The FCA’s expansion and clarification of the framework will lead to an increased responsibility amongst the regulated firms to “take action and prevent harm”. As such, firms that are notorious for enabling volatile workplace cultures will face increased pressure to initiate meaningful change. Importantly, the FCA has urged firms to remain vigilant of lower-level misconduct, which may fall outside of the scope of the framework. The regulator has reiterated the importance of firms taking appropriate action against less serious incidents of bullying, which may point to a broader issue within their workplace culture. 

It is essential for the regulated firms to ensure that their internal policies are robust enough to identify low-level misconduct, before these issues escalate into more serious breaches. In line with best practice, it is all about being proactive and mitigating risk - firms are encouraged to have in place clear, comprehensive zero-tolerance policies, accountable reporting mechanisms and transparent investigative procedures, with consistent disciplinary measures. 

Having worked in a legal team that specialises in bullying and harassment claims, we often seen cases arise from pervasive, inappropriate behaviour at City firms. The extension of the FCA’s diversity and inclusion framework is to be applauded, as it aims to address the sector’s previously notorious failings. As per the Commons Treasury Select Committee’s 2024 report, ‘Sexism in the City’, “there has been a disappointing lack of progress on sexual harassment and bullying, including serious sexual misconduct. Far too little progress has been made and serious problems which should have been rooted out still persist.” 

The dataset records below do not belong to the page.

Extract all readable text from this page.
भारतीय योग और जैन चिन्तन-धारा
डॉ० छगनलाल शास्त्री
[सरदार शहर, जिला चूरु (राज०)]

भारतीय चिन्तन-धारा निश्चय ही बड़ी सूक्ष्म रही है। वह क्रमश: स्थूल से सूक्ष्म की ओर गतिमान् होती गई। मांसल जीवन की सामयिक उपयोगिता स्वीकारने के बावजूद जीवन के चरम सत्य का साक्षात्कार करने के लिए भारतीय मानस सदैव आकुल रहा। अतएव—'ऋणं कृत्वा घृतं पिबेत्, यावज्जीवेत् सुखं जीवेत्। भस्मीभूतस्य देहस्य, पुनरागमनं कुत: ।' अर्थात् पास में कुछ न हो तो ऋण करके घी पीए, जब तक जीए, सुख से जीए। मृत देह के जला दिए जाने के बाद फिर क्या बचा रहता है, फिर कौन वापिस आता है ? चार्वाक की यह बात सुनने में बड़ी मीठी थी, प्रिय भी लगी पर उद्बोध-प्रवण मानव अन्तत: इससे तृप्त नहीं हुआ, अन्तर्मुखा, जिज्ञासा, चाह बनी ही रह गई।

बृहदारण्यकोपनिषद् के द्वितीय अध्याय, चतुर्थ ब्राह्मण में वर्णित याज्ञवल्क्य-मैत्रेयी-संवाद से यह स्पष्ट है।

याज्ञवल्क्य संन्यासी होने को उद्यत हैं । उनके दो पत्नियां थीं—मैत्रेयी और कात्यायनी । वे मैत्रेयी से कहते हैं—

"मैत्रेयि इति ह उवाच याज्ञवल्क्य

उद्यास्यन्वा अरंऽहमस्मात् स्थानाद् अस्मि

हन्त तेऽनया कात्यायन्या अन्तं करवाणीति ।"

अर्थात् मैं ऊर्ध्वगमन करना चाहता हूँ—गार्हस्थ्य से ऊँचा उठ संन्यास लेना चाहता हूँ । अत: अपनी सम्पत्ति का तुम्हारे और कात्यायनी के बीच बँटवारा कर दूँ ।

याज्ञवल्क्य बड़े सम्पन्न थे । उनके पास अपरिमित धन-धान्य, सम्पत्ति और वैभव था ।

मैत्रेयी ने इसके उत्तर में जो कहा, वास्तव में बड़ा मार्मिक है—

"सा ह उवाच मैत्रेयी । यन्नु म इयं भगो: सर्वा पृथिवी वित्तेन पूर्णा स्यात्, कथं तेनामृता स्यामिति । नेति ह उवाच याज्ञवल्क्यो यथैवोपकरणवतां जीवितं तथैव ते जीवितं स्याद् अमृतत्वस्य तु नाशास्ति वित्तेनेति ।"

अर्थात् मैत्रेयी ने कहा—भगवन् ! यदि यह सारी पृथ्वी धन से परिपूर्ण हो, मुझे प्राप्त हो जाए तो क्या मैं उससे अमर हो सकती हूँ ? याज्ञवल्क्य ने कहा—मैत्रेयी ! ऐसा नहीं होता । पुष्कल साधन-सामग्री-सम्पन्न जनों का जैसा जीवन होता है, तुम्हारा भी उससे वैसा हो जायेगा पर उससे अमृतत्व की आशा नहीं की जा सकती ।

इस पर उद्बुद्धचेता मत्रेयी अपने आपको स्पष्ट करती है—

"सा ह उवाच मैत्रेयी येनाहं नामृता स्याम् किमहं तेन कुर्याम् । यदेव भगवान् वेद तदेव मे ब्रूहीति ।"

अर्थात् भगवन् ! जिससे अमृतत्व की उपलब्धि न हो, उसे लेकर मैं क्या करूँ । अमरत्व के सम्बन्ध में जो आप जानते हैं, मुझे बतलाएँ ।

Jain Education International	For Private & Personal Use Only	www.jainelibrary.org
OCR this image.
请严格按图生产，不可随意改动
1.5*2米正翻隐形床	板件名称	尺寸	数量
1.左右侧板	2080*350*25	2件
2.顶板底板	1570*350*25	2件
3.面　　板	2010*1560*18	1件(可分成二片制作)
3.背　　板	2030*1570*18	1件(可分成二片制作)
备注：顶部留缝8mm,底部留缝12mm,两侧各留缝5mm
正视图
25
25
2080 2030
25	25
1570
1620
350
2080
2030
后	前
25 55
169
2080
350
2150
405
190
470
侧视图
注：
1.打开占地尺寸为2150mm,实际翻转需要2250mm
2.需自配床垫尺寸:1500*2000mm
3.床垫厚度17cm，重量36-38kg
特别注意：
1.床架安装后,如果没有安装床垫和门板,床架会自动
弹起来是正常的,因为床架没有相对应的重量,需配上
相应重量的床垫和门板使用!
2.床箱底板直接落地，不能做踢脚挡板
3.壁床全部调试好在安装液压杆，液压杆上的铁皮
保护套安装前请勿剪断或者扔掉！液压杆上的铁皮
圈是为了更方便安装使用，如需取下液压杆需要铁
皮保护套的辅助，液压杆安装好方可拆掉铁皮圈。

Unfortunately, serious instances of bullying and harassment can have a significant impact on victims, some of whom suffer career-ending psychological injuries. Firms that allow perpetrators of such conduct to advance their careers without facing consequences foster environments in which victims feel discouraged from speaking up. These “cultures of silence” constitute major barriers to stamping out inappropriate behaviour. However, it is important to recognise that the ramifications of widespread misconduct extend beyond the immediate psychological impact on victims; significant reputational and legal risks to the firm will also arise. 

Ultimately, by establishing a clear and consistent framework for addressing inappropriate conduct, it is hoped that both firms and regulators can work together to combat toxic workplace cultures. Armed with regulatory safeguards, victims will be empowered to voice concerns in the workplace without fear of discrimination or retaliation. By taking proactive steps within the workplace, firms can safeguard employees from harm whilst simultaneously protecting their reputation, and reinforcing trust in the financial services sector.